Auch die Bremer verzichten in Eljero Elia und Marko Arnautovic auf zwei routinierte Profis. Selbst im Falle der Rettung steht bei Werder die Frage nach der Zukunft von Trainer Thomas Schaaf auf der Agenda. "Wir bringen jetzt gemeinsam die Saison zu Ende. Dann setzen wir uns hin und diskutieren die Situation", sagte Manager Thomas Eichin. Deutlicher wurde Geschäftsführer Klaus-Dieter Fischer. Der Schaaf-Vertraute kündigte via "Bild" (Freitag) an: "Nach der Saison werden wir hier jeden Stein umdrehen. Dann werden wir über Personen sprechen." In der Partie gegen Frankfurt stehen Aleksandar Ignjovski und Zlatko Junuzovic wieder zur Verfügung.

Ganz schwierig ist die Situation für den FC Augsburg, der sich beim FC Bayern München wohl nicht viel ausrechnen darf, aber dann in der letzten Partie zu Hause auf Absteiger SpVgg Greuther Fürth trifft. "Wir wissen schon die ganze Zeit, dass alles möglich ist, dass die Nerven entscheiden werden - und wer das nötige Quäntchen Glück hat", sagte Augsburgs Coach Markus Weinzierl im Interview mit dem Fachmagazin "Kicker". Mit 21 Punkten in der Rückrunde weist Augsburg die beste Form aller Abstiegskandidaten auf, muss in München aber auf den gesperrten Innenverteidiger Jan-Ingwer Callsen-Bracker verzichten.

Bayern erhalten die Meisterschale

Bei 1899 Hoffenheim ist nach der Amtsübernahme von Markus Gisdol wieder Hoffnung eingekehrt. Von den fünf Partien unter dem neuen Trainer ging nur eine verloren. "Unsere Mannschaft hat in den letzten Wochen eindeutige Signale gesendet, wo sie hin will. Es ist wieder Leben drin", sagte Gisdol vor dem mit 30 150 Zuschauern ausverkauften Spiel gegen den HSV.

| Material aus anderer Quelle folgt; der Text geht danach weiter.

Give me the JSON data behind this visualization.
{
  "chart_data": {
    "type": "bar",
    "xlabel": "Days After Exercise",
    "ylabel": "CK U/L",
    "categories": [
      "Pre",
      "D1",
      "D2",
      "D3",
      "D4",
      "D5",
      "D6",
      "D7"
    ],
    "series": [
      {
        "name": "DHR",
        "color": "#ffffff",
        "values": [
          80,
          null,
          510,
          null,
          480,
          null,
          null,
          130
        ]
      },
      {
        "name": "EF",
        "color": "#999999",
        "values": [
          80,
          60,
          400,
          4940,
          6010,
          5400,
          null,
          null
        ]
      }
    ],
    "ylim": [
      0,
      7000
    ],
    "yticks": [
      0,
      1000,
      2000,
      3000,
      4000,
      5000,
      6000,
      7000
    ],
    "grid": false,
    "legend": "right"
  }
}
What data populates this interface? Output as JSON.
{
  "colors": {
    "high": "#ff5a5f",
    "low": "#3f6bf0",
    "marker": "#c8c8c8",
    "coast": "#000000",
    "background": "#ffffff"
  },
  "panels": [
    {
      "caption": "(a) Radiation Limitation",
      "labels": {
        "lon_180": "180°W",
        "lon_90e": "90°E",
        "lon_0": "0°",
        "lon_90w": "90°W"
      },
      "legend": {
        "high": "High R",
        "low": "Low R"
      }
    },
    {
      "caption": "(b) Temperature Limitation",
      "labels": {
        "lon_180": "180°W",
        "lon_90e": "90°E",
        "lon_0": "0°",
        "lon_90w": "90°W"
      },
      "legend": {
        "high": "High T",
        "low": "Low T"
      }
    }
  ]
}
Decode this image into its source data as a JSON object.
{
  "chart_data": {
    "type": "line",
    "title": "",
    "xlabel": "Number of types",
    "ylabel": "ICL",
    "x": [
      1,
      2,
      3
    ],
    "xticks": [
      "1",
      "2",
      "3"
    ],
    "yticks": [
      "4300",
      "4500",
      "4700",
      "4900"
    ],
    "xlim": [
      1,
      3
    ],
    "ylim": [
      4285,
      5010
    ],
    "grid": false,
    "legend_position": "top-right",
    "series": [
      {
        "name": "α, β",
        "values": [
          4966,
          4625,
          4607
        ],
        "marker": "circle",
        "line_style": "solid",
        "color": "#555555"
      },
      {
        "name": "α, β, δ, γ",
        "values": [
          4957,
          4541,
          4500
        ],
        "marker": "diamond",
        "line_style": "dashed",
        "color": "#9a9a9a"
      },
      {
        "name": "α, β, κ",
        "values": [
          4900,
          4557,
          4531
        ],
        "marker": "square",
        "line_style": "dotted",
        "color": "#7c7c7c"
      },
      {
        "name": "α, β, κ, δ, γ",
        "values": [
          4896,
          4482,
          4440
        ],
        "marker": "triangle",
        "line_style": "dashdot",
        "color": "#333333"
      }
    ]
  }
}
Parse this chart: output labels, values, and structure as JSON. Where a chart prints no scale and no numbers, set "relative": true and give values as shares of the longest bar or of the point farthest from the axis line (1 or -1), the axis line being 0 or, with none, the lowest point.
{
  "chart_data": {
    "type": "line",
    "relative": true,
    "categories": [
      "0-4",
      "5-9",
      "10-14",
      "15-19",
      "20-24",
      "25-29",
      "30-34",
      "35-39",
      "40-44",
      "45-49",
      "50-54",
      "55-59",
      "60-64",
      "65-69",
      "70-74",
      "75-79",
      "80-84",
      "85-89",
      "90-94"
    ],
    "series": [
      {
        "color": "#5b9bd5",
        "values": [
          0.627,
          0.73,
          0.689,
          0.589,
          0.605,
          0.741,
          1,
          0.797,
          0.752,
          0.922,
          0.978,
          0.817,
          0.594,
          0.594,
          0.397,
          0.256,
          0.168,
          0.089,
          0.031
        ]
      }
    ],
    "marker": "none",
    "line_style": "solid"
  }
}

Die größte Party findet am Wochenende in München statt. Nach dem Spiel gegen Augsburg gibt es die Meisterschale, dann geht's im Autokorso zum Rathausbalkon. Anschließend folgt eine interne Feier mit mehreren 100 Gästen. "Der FC Bayern wird zum FC Feiern", kündigte Karl-Heinz Rummenigge an. Für Trainer Jupp Heynckes ist es das letzte Spiel in der Allianz-Arena.